In America today, it’s hard to visualize what the world was like before the Rural Electrification Act of 1936.

The REA brought electricity to all the tiny backwoods settlements. What would your house look like if electricity simply disappeared?

Cities had AC electricity many years before public funding through the REA made it possible to build costly high-power lines and sub-stations that sent power our to cities and down roadways.

In the mid-1930s, most radio manufacturers made AC radios and “farm radios.” The battery-operated farm radios, running on DC, were designed for a rural market that hadn’t yet been touched by municipal power systems. From the cabinet front, you wouldn’t know the difference between a farm radio and an AC model in town.
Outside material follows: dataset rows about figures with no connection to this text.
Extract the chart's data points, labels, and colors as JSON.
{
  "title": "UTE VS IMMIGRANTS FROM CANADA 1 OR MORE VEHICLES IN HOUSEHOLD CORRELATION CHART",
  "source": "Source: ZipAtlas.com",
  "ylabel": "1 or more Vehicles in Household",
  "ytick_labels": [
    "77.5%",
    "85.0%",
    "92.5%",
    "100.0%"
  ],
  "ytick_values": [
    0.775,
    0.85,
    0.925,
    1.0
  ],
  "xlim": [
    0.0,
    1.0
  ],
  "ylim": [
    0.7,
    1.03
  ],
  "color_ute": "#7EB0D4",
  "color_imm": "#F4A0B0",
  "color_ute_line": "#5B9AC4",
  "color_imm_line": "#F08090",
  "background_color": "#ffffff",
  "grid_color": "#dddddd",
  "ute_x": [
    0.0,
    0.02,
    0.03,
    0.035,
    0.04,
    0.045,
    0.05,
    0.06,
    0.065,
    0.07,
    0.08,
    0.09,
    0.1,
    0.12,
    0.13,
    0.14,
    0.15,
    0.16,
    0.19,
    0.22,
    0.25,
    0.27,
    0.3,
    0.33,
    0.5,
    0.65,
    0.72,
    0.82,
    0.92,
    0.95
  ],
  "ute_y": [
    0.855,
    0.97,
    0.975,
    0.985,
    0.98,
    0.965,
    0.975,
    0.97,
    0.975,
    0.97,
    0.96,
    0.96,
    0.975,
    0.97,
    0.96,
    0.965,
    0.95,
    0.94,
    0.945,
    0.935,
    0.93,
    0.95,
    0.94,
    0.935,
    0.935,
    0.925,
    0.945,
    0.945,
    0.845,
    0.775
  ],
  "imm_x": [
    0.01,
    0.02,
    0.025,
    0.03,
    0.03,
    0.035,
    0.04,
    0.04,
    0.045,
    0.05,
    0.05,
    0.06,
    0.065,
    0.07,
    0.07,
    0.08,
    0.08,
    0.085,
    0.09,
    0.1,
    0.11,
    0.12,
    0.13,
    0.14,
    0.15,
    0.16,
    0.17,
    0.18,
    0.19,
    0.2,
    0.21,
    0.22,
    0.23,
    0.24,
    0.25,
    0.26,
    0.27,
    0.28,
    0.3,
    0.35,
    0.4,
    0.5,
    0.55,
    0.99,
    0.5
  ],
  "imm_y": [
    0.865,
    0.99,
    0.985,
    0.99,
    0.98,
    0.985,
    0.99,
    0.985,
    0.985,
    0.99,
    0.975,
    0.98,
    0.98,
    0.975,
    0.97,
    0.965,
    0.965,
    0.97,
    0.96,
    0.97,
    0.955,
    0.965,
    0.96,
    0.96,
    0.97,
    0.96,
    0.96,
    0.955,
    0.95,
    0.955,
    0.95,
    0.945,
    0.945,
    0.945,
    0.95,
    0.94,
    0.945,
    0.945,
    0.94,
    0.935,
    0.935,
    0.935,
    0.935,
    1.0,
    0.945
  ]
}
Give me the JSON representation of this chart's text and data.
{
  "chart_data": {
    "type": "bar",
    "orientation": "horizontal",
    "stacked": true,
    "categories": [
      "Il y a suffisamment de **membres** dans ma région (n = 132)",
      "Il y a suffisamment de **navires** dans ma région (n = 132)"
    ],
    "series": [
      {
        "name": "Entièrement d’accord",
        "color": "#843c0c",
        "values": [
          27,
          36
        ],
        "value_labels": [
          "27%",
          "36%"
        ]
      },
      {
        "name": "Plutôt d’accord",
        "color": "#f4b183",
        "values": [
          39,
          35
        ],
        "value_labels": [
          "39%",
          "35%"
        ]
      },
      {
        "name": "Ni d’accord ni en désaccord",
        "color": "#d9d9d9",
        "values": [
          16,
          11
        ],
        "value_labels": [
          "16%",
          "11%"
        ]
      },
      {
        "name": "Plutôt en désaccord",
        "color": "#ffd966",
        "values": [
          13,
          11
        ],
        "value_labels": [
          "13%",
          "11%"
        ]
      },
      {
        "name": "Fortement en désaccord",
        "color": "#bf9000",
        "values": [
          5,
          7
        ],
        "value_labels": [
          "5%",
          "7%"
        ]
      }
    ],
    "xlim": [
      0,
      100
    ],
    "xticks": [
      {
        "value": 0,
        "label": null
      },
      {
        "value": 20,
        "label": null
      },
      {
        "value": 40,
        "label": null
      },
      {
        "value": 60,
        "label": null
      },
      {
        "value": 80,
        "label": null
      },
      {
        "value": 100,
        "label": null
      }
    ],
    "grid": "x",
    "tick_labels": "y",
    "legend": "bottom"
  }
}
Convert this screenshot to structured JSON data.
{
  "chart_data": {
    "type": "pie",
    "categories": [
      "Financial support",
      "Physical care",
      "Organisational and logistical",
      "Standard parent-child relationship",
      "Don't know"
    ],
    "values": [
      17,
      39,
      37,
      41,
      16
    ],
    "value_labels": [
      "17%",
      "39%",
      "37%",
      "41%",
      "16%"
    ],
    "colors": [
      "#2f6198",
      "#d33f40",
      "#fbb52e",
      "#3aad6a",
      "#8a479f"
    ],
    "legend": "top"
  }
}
But while the AC model plugged into a wall outlet, the farm radio clipped onto batteries.

These 6-, 12-, and 32-volt batteries weren’t like the neat little things that we pop out of blister packs today. They were heavy jars or hard rubber containers filled with sulfuric acid (oil of vitriol) that were kept in the basement. A heavy wire, passing through a hole in the living room floor, connected the battery and the radio. The battery was often kept in the basement because the lady of the house objected to the smell, and to the burnt holes in the carpet resulting from leaks, which were frequent.

Batteries had to be recharged, but they weighed too much to be taken somewhere to have that done. Most people bought a gas-powered generator for that purpose, but some used windmill power plants. The Zenith Radio Company made a popular windmill system called the “Zenith Wincharger with ‘FrePower from the Air.’” Winchargers occasionally show up on eBay auctions.

The wind chargers gave free power and worked for a lifetime, but they weren’t the perfect solution.